Spot Bitcoin exchange-traded funds (ETFs) highlighted this movement. Investors added $6.2 billion in Bitcoin exposure through these investment vehicles in the first four weeks of May while withdrawing $2.7 billion from gold ETFs, according to Bloomberg Intelligence.
The report noted that realized gains accelerated last week, and the Relative Unrealised Profit indicator moved beyond its plus-two-standard-deviation band.
Only 16% of Bitcoin’s trading history shows the gauge at such heights.
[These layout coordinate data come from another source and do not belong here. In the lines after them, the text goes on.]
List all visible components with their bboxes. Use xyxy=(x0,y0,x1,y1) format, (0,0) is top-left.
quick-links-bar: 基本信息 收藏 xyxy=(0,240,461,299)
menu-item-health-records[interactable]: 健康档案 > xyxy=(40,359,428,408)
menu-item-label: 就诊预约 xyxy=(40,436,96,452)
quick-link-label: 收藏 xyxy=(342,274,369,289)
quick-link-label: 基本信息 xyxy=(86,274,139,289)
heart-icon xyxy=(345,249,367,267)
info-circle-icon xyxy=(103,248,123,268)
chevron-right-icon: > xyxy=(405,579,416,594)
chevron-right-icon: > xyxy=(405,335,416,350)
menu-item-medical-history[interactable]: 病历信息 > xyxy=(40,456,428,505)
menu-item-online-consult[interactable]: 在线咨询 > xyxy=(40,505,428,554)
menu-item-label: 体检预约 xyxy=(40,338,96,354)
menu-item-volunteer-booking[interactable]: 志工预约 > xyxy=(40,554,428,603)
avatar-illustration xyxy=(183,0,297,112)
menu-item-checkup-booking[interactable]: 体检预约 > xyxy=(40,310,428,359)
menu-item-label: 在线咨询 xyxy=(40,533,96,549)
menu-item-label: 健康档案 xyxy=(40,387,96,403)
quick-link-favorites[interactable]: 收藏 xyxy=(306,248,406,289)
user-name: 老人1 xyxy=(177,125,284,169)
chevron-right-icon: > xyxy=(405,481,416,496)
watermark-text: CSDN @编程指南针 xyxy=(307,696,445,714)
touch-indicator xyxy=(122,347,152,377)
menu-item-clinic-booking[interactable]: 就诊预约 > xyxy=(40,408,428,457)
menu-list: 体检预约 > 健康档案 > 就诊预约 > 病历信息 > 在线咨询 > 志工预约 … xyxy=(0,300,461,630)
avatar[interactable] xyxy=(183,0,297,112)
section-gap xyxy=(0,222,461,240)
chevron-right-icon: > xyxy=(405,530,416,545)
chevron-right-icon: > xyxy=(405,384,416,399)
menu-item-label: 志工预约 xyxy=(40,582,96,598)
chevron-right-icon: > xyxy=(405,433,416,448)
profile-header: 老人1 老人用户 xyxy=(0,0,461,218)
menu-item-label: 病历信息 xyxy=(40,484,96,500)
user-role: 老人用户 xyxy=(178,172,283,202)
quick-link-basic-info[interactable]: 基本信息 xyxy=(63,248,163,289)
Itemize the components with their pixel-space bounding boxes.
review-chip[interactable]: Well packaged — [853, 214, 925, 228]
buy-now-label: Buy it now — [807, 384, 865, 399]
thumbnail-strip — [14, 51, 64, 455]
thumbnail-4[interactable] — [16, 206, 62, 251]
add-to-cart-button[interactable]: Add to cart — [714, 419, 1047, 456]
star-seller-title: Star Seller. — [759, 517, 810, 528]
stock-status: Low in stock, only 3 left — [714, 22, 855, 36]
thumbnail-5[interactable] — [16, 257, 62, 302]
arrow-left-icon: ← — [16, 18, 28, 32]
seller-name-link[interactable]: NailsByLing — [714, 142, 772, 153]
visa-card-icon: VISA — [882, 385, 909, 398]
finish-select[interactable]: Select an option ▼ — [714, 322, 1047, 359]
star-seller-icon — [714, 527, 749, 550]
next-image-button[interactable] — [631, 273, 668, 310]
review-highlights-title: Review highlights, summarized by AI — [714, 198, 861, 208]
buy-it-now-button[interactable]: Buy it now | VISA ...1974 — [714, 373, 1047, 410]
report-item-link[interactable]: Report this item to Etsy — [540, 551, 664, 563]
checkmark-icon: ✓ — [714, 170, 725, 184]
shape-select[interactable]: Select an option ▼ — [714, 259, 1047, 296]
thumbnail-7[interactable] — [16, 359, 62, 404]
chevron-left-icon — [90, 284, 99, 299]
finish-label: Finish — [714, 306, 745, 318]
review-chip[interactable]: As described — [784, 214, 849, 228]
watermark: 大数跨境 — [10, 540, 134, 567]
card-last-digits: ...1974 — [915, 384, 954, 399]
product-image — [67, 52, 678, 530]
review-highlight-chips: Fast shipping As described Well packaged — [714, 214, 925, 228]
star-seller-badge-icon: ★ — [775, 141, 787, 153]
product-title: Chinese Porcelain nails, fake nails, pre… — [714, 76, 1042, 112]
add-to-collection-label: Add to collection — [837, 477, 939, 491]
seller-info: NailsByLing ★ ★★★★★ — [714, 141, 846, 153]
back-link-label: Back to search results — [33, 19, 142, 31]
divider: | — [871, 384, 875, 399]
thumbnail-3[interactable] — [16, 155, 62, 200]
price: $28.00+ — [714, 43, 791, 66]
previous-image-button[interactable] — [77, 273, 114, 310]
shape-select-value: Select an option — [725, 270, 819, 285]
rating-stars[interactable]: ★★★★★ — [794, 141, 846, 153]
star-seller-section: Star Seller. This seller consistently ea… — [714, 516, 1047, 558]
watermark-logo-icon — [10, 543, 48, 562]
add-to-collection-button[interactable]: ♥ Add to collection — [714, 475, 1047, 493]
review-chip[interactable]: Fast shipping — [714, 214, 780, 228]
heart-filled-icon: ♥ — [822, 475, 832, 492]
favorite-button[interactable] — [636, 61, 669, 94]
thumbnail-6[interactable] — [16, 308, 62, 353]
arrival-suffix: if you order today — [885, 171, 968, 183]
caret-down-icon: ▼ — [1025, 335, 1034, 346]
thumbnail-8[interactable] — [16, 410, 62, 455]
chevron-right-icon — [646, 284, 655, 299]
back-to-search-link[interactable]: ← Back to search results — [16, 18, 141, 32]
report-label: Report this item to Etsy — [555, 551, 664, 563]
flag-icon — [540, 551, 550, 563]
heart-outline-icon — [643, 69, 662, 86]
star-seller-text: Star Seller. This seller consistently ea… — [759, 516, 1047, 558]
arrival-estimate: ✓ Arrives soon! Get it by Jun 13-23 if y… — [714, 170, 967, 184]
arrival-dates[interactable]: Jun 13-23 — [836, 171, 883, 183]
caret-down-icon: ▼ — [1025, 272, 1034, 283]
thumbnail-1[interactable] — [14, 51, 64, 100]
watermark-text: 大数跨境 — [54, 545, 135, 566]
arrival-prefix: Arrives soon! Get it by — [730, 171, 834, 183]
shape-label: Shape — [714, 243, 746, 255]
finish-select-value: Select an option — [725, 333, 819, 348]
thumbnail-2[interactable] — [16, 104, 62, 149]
Past occurrences coincided with brief spikes in volatility as holders crystallized gains.
Elevated profitability increases sell pressure, forcing spot demand to absorb redistributed coins and maintain the uptrend.
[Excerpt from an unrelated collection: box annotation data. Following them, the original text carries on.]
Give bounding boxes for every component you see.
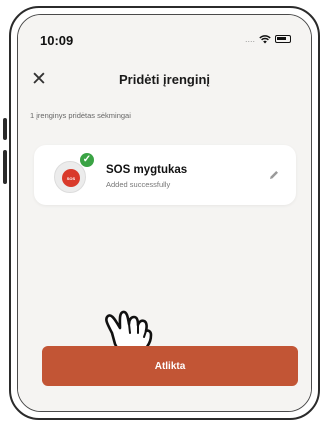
- wifi-icon: [259, 34, 271, 43]
- status-time: 10:09: [40, 33, 74, 48]
- device-status: Added successfully: [106, 180, 171, 189]
- status-icons: ....: [245, 34, 291, 44]
- side-button: [3, 150, 7, 184]
- sos-badge-label: SOS: [66, 175, 76, 181]
- sos-button-icon: SOS: [54, 161, 86, 193]
- device-frame: 10:09 .... ✕ Pridėti įrenginį 1 įrenginy…: [0, 0, 329, 426]
- signal-dots: ....: [244, 34, 255, 44]
- nav-bar: ✕ Pridėti įrenginį: [18, 55, 311, 103]
- page-title: Pridėti įrenginį: [118, 72, 210, 87]
- device-name: SOS mygtukas: [106, 164, 188, 176]
- phone-body: 10:09 .... ✕ Pridėti įrenginį 1 įrenginy…: [9, 6, 320, 420]
- side-button: [3, 118, 7, 140]
- status-bar: 10:09 ....: [18, 15, 311, 55]
- sos-badge: SOS: [62, 169, 80, 187]
- pencil-icon[interactable]: [268, 169, 280, 181]
- success-summary: 1 įrenginys pridėtas sėkmingai: [30, 111, 131, 120]
- app-screen: 10:09 .... ✕ Pridėti įrenginį 1 įrenginy…: [17, 14, 312, 412]
- device-card[interactable]: SOS ✓ SOS mygtukas Added successfully: [34, 145, 296, 205]
- check-icon: ✓: [80, 153, 94, 167]
- main-content: 1 įrenginys pridėtas sėkmingai SOS ✓ SOS…: [18, 103, 311, 411]
- done-button[interactable]: Atlikta: [42, 346, 298, 386]
- battery-icon: [275, 35, 291, 43]
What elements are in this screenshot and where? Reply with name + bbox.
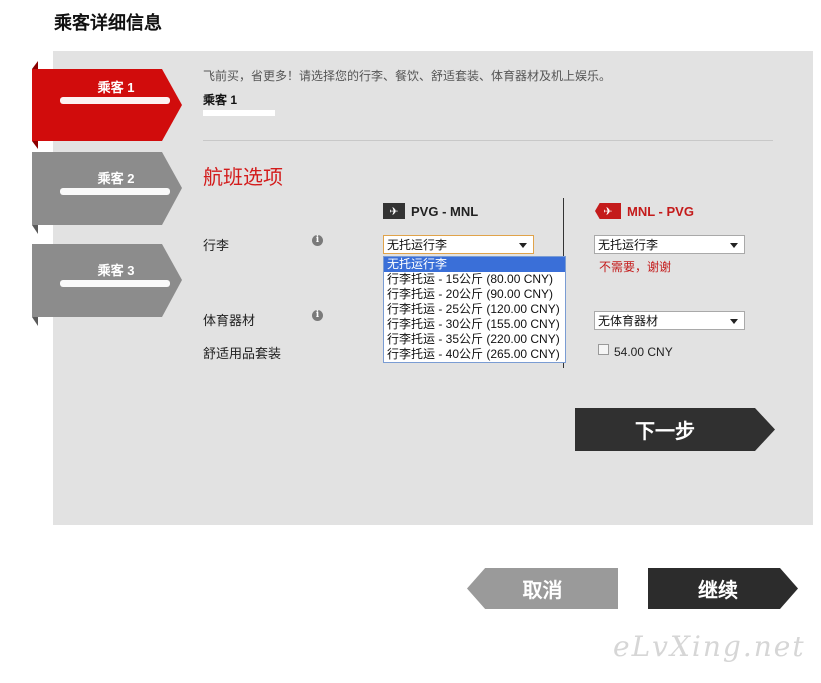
continue-button[interactable]: 继续	[648, 568, 798, 609]
route-outbound-label: PVG - MNL	[411, 203, 479, 219]
info-icon[interactable]: i	[312, 310, 323, 321]
watermark: eLvXing.net	[613, 630, 806, 663]
cancel-button[interactable]: 取消	[467, 568, 618, 609]
passenger-tab-2[interactable]: 乘客 2	[32, 152, 182, 234]
route-return: ✈ MNL - PVG	[595, 203, 694, 219]
dropdown-option[interactable]: 行李托运 - 20公斤 (90.00 CNY)	[384, 287, 565, 302]
select-value: 无体育器材	[598, 314, 659, 328]
divider	[203, 140, 773, 141]
passenger-tab-label: 乘客 3	[97, 263, 135, 278]
return-baggage-select[interactable]: 无托运行李	[594, 235, 745, 254]
passenger-tab-1[interactable]: 乘客 1	[32, 61, 182, 149]
comfort-label: 舒适用品套装	[203, 346, 282, 361]
current-passenger-label: 乘客 1	[203, 93, 238, 107]
outbound-baggage-select[interactable]: 无托运行李	[383, 235, 534, 254]
dropdown-option[interactable]: 行李托运 - 40公斤 (265.00 CNY)	[384, 347, 565, 362]
tab-ribbon-shape	[32, 244, 182, 326]
page-title: 乘客详细信息	[54, 13, 162, 33]
intro-text: 飞前买，省更多！请选择您的行李、餐饮、舒适套装、体育器材及机上娱乐。	[203, 69, 612, 83]
info-icon[interactable]: i	[312, 235, 323, 246]
comfort-price: 54.00 CNY	[614, 345, 673, 359]
plane-arrival-icon: ✈	[595, 203, 621, 219]
tab-ribbon-shape	[32, 152, 182, 234]
baggage-label: 行李	[203, 238, 230, 253]
tab-ribbon-shape	[32, 61, 182, 149]
chevron-down-icon	[730, 319, 738, 324]
passenger-name-redacted	[60, 188, 170, 195]
route-outbound: ✈ PVG - MNL	[383, 203, 478, 219]
baggage-dropdown-list: 无托运行李 行李托运 - 15公斤 (80.00 CNY) 行李托运 - 20公…	[383, 256, 566, 363]
sports-label: 体育器材	[203, 313, 256, 328]
dropdown-option[interactable]: 行李托运 - 35公斤 (220.00 CNY)	[384, 332, 565, 347]
route-return-label: MNL - PVG	[627, 203, 694, 219]
plane-departure-icon: ✈	[383, 203, 405, 219]
baggage-note: 不需要，谢谢	[599, 260, 672, 274]
passenger-tab-label: 乘客 1	[97, 80, 135, 95]
dropdown-option[interactable]: 行李托运 - 25公斤 (120.00 CNY)	[384, 302, 565, 317]
section-title: 航班选项	[203, 165, 283, 189]
chevron-down-icon	[730, 243, 738, 248]
select-value: 无托运行李	[387, 238, 448, 252]
passenger-name-redacted	[60, 280, 170, 287]
select-value: 无托运行李	[598, 238, 659, 252]
next-button[interactable]: 下一步	[575, 408, 775, 451]
dropdown-option[interactable]: 无托运行李	[384, 257, 565, 272]
return-sports-select[interactable]: 无体育器材	[594, 311, 745, 330]
passenger-name-redacted	[203, 110, 275, 116]
chevron-down-icon	[519, 243, 527, 248]
dropdown-option[interactable]: 行李托运 - 15公斤 (80.00 CNY)	[384, 272, 565, 287]
passenger-name-redacted	[60, 97, 170, 104]
passenger-tab-3[interactable]: 乘客 3	[32, 244, 182, 326]
passenger-tab-label: 乘客 2	[97, 171, 135, 186]
dropdown-option[interactable]: 行李托运 - 30公斤 (155.00 CNY)	[384, 317, 565, 332]
comfort-checkbox[interactable]	[598, 344, 609, 355]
At the same time, perpetual futures open interest swelled into Bitcoin’s all-time-high breakout, and now contracts as leveraged longs unwind.
Options open interest peaked at $49.4 billion, about $6 billion above January’s high, before the May 29 expiry trimmed the figure to roughly $39 billion.
The report linked the surge to expanding institutional activity, noting that large derivatives books can amplify price swings when macro liquidity tightens.
The report concluded that the pullback removed excess leverage, aligned supply with organic bids, and reset funding conditions across futures and options. This creates a healthier scenario for an upward movement.
However, on-chain metrics suggest turbulence in the short term, while Bitcoin trades just 6.5% below its all-time high.